Former Rotarian was financial controller for law firm
Michael Sean Levitt, former financial controller at law firm Solomon Harris, was sentenced on Friday to seven and a half years in prison after pleading guilty to thefts totalling US$846,216.
The thefts involved 80 various transactions over a period of three years from December 2009 to December 2012. Crown counsel Michael Snape said the thefts were from the firm’s own accounts and not client accounts.
Mr. Snape and defense attorney Ben Tonner agreed on a hearing in three months to determine whether Levitt has assets that can be the subject of a confiscation order. Some assets have already been signed over to the firm, Justice Malcolm Swift was told.

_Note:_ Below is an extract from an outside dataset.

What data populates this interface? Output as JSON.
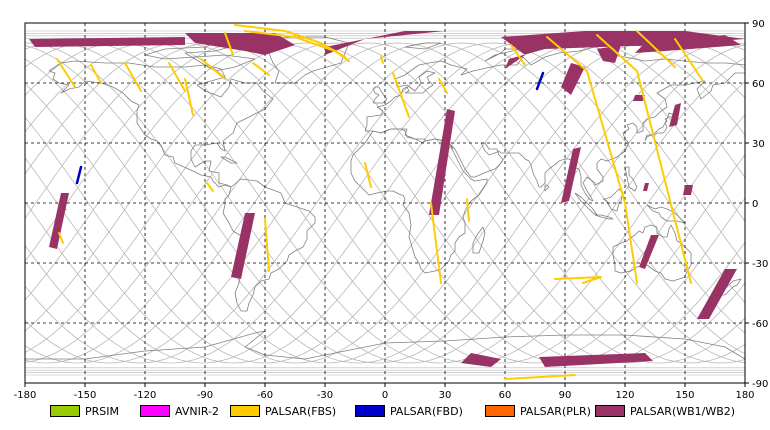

Mr. Tonner said that Levitt, 56, arrived in the Cayman Islands after Hurricane Ivan in 2004. Convicted for work-related thefts in South Africa and Canada in the 1990s, he came here with the idea of starting with a clean slate.
Levitt worked at a local hotel and then two other businesses, volunteering with several charitable organizations. He was invited to join a Rotary Club, served as president and was voted Rotarian of the Year, Mr. Tonner said. A fellow Rotarian encouraged Levitt to apply for the position at Solomon Harris after they had worked together on a Rotary committee.
Justice Malcolm Swift commented on this background during sentencing. “I am satisfied that your involvement in Rotary demonstrates that you are also guilty of some degree of hypocrisy because it was, in my view, used by you as a tool for obtaining employment in which you were capable of stealing,” the judge said.
The only mitigating factor in Levitt’s case was his guilty pleas, which had saved the need for a trial, Justice Swift said.
The maximum sentence for theft in Cayman is 10 years.
Mr. Snape cautioned the court in being too concerned with the amount, citing other aggravating factors, especially the degree of trust Levitt had enjoyed.
Levitt “broke that trust in almost every possible way,” Mr. Snape said. One way was to submit a requisition form with a check that needed a partner’s signature. All but one of the forms subsequently went missing, leading to the inference that the forms were destroyed because they were bogus.
Cayman is a jurisdiction that relies heavily on the financial industry, Mr. Snape noted, and legal firms are essential to that industry.
Judge Swift said it was difficult to imagine a greater position of trust than financial controller. Levitt’s offending caused loss to his employers, had placed an intolerable burden on his fellow employees, and had put the high reputation of the firm at risk of potential damage, the judge said. “You took that risk without a care,” he told Levitt.
The judge said he did not accept that Levitt’s crimes elsewhere had stemmed from exposing criminality: “I think you are a person who makes up excuses,” he said.
He pointed out that Levitt was not in dire circumstances when the thefts occurred and there was no sudden demand on his income. The judge quoted Levitt as saying in a written statement, “I got caught up in the Cayman dream.”
Mr. Tonner had referred to this mind set in his mitigation. He said he had asked his client why he took the money and the answer was that Levitt saw people around him enjoying their high standard of living and he felt he had to conform.
Taking everything into account, including reference letters and a report from the prison service, Justice Swift concluded that eight years was the appropriate starting point for sentence. He increased that to 10 years for the aggravating features and then deducted 25 per cent credit for the guilty plea.